As am I …also waiting for the chicken man, Gus Fring. Giancarlo Esposito really wants a part in Saul, and decidedly to be pro-active about it. He told fans somewhere online, “I told Vince Gilligan: If you do not put me in Better Call Saul, I will kill your wife. I will kill your son. I will kill your infant daughter.”

My 2 cents on Jimmy’s good or bad character…

Flashback Jimmy in a Cicero (?) jail - “I know I’m a lousy brother. I’m a lousy brother, I’m a big screw up, and if I was just a better person, I would not only stop letting you down, you know what, I’d stop letting me down. And it’s about time that I started to make both of us proud.”

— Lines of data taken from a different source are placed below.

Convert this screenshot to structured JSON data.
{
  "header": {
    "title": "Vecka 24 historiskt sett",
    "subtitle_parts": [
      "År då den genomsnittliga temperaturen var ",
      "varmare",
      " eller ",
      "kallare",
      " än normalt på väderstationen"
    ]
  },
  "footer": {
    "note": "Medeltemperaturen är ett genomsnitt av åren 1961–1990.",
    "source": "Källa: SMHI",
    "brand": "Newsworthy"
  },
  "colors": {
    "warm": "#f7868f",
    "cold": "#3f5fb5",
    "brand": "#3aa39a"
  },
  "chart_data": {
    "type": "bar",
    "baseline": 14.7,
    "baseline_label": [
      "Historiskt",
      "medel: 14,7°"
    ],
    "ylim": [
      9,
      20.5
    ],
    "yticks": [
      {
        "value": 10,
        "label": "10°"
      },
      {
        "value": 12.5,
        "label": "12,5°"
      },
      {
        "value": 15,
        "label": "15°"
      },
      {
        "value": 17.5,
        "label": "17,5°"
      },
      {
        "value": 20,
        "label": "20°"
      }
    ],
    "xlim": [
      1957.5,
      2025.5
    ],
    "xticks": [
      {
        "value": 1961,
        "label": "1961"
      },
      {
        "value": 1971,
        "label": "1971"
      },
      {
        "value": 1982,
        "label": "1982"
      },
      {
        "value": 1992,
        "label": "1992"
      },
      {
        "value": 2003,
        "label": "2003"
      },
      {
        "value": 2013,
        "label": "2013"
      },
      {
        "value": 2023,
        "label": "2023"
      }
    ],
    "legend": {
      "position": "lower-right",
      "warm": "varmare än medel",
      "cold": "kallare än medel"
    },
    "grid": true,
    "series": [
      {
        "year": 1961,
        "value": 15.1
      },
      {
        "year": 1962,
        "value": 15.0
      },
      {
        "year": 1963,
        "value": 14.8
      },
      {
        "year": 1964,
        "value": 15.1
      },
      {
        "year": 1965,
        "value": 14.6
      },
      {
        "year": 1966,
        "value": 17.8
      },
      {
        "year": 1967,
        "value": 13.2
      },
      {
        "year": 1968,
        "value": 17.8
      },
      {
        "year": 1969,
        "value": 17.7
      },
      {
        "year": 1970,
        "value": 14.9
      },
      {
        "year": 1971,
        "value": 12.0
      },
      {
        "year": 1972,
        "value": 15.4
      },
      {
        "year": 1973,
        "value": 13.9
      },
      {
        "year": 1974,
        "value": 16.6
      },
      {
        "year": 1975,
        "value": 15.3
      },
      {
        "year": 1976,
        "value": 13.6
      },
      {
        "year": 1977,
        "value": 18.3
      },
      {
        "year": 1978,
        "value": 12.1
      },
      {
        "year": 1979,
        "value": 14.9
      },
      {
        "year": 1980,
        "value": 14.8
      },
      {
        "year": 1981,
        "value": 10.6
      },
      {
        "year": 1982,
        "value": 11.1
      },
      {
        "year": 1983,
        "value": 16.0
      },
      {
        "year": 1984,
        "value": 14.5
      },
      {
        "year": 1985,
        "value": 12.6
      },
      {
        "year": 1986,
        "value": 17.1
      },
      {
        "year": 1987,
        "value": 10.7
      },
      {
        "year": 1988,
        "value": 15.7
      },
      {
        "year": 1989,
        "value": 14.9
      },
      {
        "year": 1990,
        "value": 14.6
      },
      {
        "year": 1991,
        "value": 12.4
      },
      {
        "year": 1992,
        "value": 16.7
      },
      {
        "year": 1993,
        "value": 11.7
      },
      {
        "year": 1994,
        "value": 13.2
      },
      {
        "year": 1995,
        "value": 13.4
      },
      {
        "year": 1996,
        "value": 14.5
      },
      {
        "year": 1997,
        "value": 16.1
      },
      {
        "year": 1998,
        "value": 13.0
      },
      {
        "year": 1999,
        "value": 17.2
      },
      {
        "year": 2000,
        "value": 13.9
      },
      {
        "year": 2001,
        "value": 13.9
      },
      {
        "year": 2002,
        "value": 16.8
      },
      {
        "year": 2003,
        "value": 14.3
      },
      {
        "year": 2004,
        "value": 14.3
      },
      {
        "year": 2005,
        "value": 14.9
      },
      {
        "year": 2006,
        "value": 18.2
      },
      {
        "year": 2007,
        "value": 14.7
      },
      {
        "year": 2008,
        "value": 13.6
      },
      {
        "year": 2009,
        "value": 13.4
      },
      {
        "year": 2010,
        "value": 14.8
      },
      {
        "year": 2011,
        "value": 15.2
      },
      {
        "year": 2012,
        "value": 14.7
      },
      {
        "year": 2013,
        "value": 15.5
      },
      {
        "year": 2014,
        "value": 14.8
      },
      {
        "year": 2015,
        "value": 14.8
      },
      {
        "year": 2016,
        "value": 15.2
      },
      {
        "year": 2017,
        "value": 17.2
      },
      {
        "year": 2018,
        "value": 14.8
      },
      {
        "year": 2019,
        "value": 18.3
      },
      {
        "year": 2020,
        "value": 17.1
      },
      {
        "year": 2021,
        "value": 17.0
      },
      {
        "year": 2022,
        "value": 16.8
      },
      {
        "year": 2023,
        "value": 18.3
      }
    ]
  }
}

That was a guy who was tired of living the sleazy life*, bringing shame on his family, disappointing his Atticus Finch brother … he truly wants to start literally doing everything he can to fight against his baser instincts and walk the straight and narrow …a man struggling to do the right thing.

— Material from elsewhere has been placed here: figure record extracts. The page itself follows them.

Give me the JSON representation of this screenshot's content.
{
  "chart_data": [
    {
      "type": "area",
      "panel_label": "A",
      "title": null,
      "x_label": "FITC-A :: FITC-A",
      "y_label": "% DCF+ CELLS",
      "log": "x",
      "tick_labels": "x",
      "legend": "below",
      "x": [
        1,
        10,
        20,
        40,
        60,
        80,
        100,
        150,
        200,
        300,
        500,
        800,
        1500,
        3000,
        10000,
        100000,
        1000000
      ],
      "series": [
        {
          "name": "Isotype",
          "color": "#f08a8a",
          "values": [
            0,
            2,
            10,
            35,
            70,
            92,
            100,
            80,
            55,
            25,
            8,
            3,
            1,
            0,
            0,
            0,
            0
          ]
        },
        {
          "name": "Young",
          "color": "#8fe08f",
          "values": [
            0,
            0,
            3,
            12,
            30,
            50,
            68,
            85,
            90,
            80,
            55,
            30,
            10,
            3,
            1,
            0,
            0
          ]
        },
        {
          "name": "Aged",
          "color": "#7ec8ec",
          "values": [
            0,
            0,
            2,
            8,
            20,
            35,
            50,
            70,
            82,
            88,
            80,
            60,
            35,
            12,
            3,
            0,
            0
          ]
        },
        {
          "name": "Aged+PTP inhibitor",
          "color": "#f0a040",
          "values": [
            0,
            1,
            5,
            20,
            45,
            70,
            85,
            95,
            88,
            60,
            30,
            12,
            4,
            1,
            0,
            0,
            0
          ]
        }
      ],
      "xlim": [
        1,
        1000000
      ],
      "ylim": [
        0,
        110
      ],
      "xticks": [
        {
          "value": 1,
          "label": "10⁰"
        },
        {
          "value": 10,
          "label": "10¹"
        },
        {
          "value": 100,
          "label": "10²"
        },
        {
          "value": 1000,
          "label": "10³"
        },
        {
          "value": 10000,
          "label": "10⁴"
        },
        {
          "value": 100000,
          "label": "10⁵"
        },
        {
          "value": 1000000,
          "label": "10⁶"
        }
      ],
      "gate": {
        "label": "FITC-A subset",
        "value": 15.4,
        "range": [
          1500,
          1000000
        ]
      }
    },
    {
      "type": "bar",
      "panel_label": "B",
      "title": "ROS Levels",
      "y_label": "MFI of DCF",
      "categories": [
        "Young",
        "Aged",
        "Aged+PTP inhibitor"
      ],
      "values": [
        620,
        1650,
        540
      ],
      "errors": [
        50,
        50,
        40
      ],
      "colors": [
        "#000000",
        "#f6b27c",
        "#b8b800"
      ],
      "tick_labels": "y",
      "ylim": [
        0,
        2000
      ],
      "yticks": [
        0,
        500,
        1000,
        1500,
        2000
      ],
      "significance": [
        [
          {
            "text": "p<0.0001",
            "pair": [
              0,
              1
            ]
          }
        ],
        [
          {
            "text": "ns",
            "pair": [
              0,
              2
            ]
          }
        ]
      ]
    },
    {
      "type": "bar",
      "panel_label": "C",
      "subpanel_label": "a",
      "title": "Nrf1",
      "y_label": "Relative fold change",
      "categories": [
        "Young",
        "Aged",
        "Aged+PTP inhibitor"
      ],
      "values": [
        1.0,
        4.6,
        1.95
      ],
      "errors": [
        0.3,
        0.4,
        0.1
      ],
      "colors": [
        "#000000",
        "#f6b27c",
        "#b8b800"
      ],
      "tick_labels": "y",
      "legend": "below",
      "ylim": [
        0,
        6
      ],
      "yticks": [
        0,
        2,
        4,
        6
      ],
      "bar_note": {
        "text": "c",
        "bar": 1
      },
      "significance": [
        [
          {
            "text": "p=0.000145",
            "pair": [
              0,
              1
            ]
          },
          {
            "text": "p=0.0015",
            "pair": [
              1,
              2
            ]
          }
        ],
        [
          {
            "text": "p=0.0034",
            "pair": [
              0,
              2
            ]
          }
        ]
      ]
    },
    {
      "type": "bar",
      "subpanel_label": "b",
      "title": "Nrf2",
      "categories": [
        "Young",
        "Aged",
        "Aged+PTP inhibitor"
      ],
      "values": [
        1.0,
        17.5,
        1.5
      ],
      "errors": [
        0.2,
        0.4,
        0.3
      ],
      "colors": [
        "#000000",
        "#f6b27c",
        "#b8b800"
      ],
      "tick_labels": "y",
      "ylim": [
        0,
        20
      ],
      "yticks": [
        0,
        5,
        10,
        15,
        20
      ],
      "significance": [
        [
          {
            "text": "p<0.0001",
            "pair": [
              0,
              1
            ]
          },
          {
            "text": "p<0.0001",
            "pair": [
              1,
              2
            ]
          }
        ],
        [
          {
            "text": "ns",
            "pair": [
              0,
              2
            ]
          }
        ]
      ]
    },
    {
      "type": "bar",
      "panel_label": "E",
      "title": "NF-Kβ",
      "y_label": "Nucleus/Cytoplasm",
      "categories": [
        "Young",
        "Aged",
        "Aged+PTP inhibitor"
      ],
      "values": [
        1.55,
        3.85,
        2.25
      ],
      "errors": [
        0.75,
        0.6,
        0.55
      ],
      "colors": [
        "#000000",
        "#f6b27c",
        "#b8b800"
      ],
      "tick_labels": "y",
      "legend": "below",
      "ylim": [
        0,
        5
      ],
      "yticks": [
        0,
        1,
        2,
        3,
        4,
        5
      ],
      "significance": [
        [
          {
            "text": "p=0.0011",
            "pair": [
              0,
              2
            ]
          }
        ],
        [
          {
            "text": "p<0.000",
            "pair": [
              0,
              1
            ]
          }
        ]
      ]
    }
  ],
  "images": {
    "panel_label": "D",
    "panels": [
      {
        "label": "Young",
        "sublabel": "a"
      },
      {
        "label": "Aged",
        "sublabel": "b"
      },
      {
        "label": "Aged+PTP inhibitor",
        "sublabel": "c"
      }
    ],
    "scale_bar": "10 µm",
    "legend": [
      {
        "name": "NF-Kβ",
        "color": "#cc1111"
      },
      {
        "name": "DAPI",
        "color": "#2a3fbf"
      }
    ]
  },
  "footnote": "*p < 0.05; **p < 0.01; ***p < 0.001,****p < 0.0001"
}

And he succeeds in a way, works in the mail room, gets his law degree, works as a public defender to make Chuck proud, etc. … but $750 a pop has him on the edge of poverty. Chuck is ill, can’t work, and Jimmy tears up the HHM checks because he thinks it a scam to cheat Chuck out of his share of the firm - still don’t know the back story on that. So Jimmy starts drifting to the skateboarding-twins-shady side to make some money …

*Can anyone explain what a “Chicago Sun Roof” is … without embarrassing me half to death?

About the future…

On one of those podcasts I heard the writer and director of “Pimento” -Tom Schnauz - say that there was originally a six minute opening flashback of pre-teen Jimmy which had to be cut for time reasons. Six minutes is a long time. Instead of trying to trim it to death, he saved it for another episode next season. It shows a very young Jimmy McGill back in the day, like nine years old.

That ought to tell us something. But what?

No. That’s the point. They made it up for the show. Sure sounds sleazy though, doesn’t it?